Other Countries Make Social Security Work
May 19, 1997
The American Social Security System would be well served to model similar systems in Chile, Australia, Great Britain, and dozens of other countries that are turning toward privatization to build secure futures for their citizens, economists observe.
- Chile became the first country in the Western hemisphere to establish a government run pension system.
- Strapped with skyrocketing liabilities and no way to pay for future public pension benefits, Chile established mandatory private savings in 1981.
- Chile's system now runs a budget surplus, with average annual growth rates of 7 percent, and is producing retirement incomes averaging 70 percent of pre-retirement incomes, latest figures show.
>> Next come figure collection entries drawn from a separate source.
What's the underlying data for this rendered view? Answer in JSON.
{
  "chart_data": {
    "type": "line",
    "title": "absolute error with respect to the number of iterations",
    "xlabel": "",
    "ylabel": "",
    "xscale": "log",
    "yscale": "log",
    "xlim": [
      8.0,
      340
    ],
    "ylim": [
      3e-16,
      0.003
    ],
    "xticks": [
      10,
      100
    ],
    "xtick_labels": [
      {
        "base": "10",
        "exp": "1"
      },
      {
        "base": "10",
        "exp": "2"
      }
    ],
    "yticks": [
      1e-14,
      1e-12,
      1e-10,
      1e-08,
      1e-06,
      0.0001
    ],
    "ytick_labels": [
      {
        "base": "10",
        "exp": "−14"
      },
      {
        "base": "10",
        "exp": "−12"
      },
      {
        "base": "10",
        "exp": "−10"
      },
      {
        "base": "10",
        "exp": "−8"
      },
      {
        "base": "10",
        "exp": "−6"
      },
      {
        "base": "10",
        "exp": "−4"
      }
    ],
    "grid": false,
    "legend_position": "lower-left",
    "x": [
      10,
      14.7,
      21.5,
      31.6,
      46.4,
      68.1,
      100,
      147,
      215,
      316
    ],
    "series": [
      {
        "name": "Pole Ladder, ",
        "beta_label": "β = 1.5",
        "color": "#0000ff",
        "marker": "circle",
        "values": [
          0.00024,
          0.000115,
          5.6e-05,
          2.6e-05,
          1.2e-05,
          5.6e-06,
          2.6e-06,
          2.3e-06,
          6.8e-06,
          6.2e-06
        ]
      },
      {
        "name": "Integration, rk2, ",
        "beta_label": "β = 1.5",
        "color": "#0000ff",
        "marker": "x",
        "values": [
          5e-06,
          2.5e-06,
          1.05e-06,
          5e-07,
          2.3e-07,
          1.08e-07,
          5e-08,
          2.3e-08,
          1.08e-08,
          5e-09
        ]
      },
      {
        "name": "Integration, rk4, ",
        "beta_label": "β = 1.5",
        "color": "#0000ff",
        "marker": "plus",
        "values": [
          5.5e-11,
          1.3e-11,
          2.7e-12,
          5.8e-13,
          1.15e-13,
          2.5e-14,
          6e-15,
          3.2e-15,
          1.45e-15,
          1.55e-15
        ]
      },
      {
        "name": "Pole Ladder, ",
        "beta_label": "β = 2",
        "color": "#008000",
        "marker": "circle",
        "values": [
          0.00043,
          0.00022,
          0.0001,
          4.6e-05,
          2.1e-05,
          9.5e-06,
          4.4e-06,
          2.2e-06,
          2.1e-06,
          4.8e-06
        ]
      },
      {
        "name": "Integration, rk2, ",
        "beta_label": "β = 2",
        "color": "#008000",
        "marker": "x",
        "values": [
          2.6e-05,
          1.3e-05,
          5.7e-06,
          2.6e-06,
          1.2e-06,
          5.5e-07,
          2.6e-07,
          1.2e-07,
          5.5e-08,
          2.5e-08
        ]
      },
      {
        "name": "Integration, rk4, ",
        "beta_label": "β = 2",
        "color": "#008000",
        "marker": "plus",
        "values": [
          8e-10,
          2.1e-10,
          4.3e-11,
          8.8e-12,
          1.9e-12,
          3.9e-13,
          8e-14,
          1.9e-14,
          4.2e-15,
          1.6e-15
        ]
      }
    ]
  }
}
Australia began a mandatory system of private pensions in 1992.
- When fully implemented, workers are to contribute 12 percent of income (less than in the U.S.) to their retirement fund.
- The funds are projected by economists to provide retirees 79 percent to 106 percent of their pre-retirement income -- for many more income than when they worked.
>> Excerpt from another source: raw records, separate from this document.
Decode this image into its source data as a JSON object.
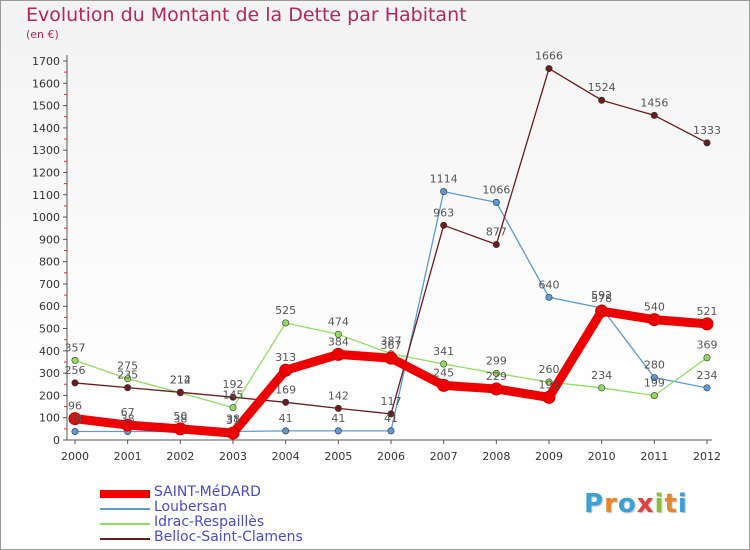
{
  "title": "Evolution du Montant de la Dette par Habitant",
  "subtitle": "(en €)",
  "logo": {
    "letters": [
      "P",
      "r",
      "o",
      "x",
      "i",
      "t",
      "i"
    ],
    "colors": [
      "#3aa0d8",
      "#e8862a",
      "#3aa0d8",
      "#e04040",
      "#8cbf3a",
      "#e8862a",
      "#3aa0d8"
    ]
  },
  "chart_data": {
    "type": "line",
    "x": [
      "2000",
      "2001",
      "2002",
      "2003",
      "2004",
      "2005",
      "2006",
      "2007",
      "2008",
      "2009",
      "2010",
      "2011",
      "2012"
    ],
    "ylim": [
      0,
      1700
    ],
    "yticks": [
      0,
      100,
      200,
      300,
      400,
      500,
      600,
      700,
      800,
      900,
      1000,
      1100,
      1200,
      1300,
      1400,
      1500,
      1600,
      1700
    ],
    "grid": false,
    "legend_position": "bottom-left",
    "series": [
      {
        "name": "SAINT-MéDARD",
        "color": "#ee0000",
        "values": [
          96,
          67,
          50,
          31,
          313,
          384,
          367,
          245,
          229,
          191,
          578,
          540,
          521
        ]
      },
      {
        "name": "Loubersan",
        "color": "#5b9bd5",
        "values": [
          38,
          38,
          38,
          38,
          41,
          41,
          41,
          1114,
          1066,
          640,
          592,
          280,
          234
        ]
      },
      {
        "name": "Idrac-Respaillès",
        "color": "#90dc60",
        "values": [
          357,
          275,
          212,
          145,
          525,
          474,
          387,
          341,
          299,
          260,
          234,
          199,
          369
        ]
      },
      {
        "name": "Belloc-Saint-Clamens",
        "color": "#6b1c1c",
        "values": [
          256,
          235,
          214,
          192,
          169,
          142,
          117,
          963,
          877,
          1666,
          1524,
          1456,
          1333
        ]
      }
    ]
  }
}
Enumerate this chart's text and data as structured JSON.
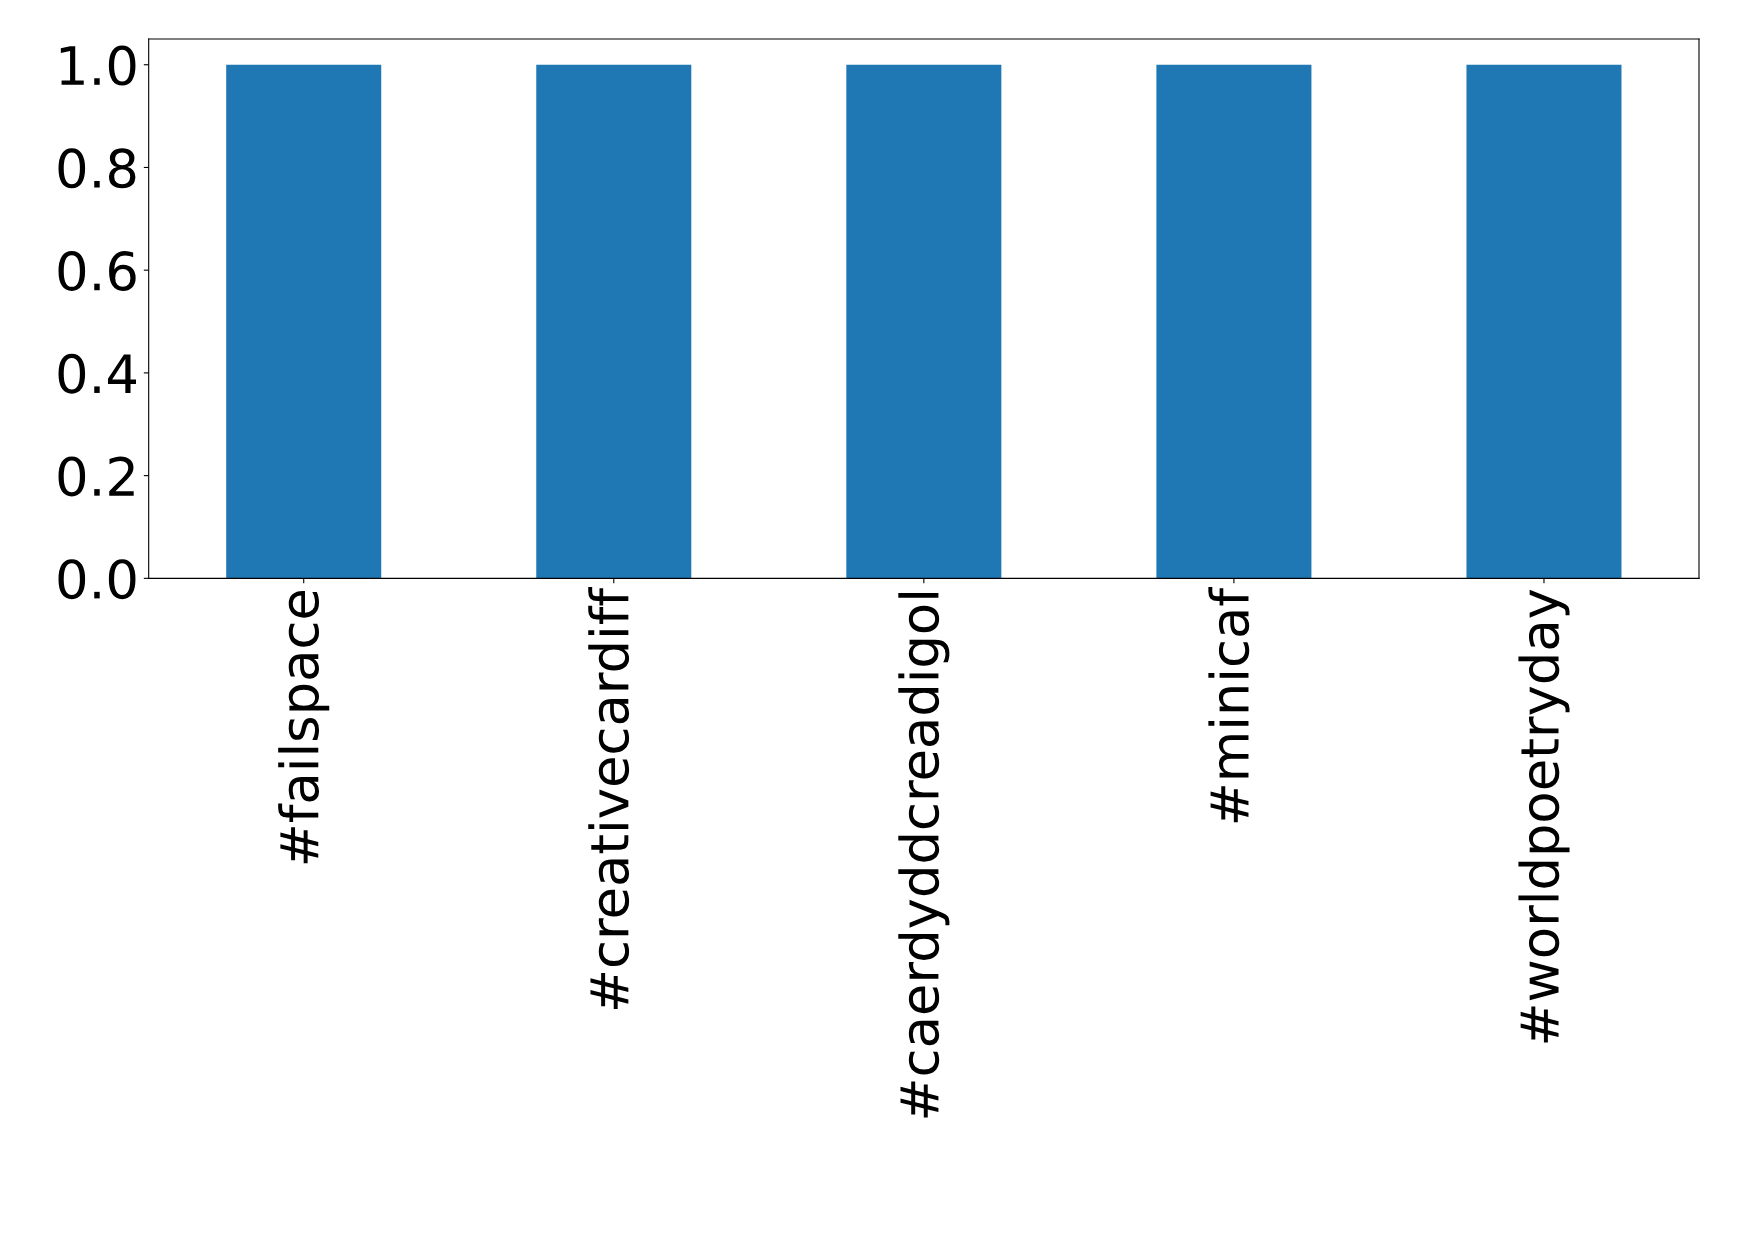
{
  "chart_data": {
    "type": "bar",
    "categories": [
      "#failspace",
      "#creativecardiff",
      "#caerdyddcreadigol",
      "#minicaf",
      "#worldpoetryday"
    ],
    "values": [
      1,
      1,
      1,
      1,
      1
    ],
    "color": "#1f77b4",
    "ylim": [
      0,
      1.05
    ],
    "yticks": [
      {
        "value": 0,
        "label": "0.0"
      },
      {
        "value": 0.2,
        "label": "0.2"
      },
      {
        "value": 0.4,
        "label": "0.4"
      },
      {
        "value": 0.6,
        "label": "0.6"
      },
      {
        "value": 0.8,
        "label": "0.8"
      },
      {
        "value": 1,
        "label": "1.0"
      }
    ],
    "grid": false,
    "legend": false
  }
}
- Figures show that after five years, the average Australian has U.S. $30,000 in his or her pension account.
- In addition, Australia (like Chile) provides a minimum "safety-net" pension for the working poor.
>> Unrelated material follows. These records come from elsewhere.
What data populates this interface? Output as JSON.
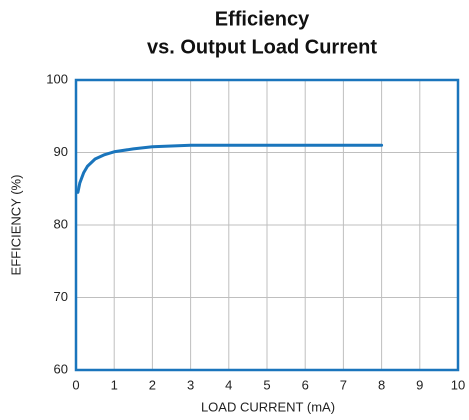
{
  "chart_data": {
    "type": "line",
    "title": [
      "Efficiency",
      "vs. Output Load Current"
    ],
    "x_label": "LOAD CURRENT (mA)",
    "y_label": "EFFICIENCY (%)",
    "series": [
      {
        "color": "#1a75bc",
        "x": [
          0.05,
          0.1,
          0.2,
          0.3,
          0.5,
          0.75,
          1,
          1.5,
          2,
          2.5,
          3,
          4,
          5,
          6,
          7,
          8
        ],
        "values": [
          84.5,
          85.8,
          87.2,
          88.1,
          89.1,
          89.7,
          90.1,
          90.5,
          90.8,
          90.9,
          91,
          91,
          91,
          91,
          91,
          91
        ]
      }
    ],
    "xlim": [
      0,
      10
    ],
    "xticks": [
      0,
      1,
      2,
      3,
      4,
      5,
      6,
      7,
      8,
      9,
      10
    ],
    "ylim": [
      60,
      100
    ],
    "yticks": [
      60,
      70,
      80,
      90,
      100
    ],
    "grid": true,
    "frame_color": "#1a75bc"
  }
}
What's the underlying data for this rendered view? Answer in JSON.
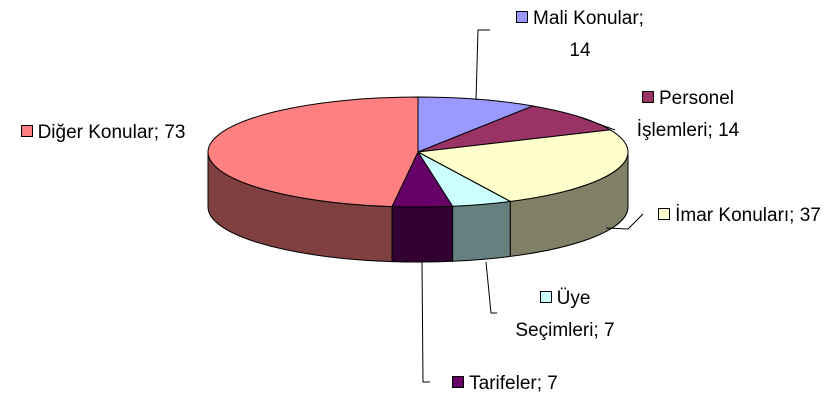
{
  "chart_data": {
    "type": "pie3d",
    "categories": [
      "Mali Konular;",
      "Personel İşlemleri;",
      "İmar Konuları;",
      "Üye Seçimleri;",
      "Tarifeler;",
      "Diğer Konular;"
    ],
    "values": [
      14,
      14,
      37,
      7,
      7,
      73
    ],
    "colors": [
      "#9999ff",
      "#993366",
      "#ffffcc",
      "#ccffff",
      "#660066",
      "#ff8080"
    ]
  }
}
Great Britain in the mid-1980s established a retirement option where workers may choose between additional government benefits or a private savings plan. Today, more than 70 percent of eligible British workers opt for private pensions in exchange for a tax cut of 4.8 percentage points.
In contrast, latest data shows the average American family pays $7,000 per year in Social Security taxes for a modest return, estimated at a mere 2.2 percent for those born in 1950.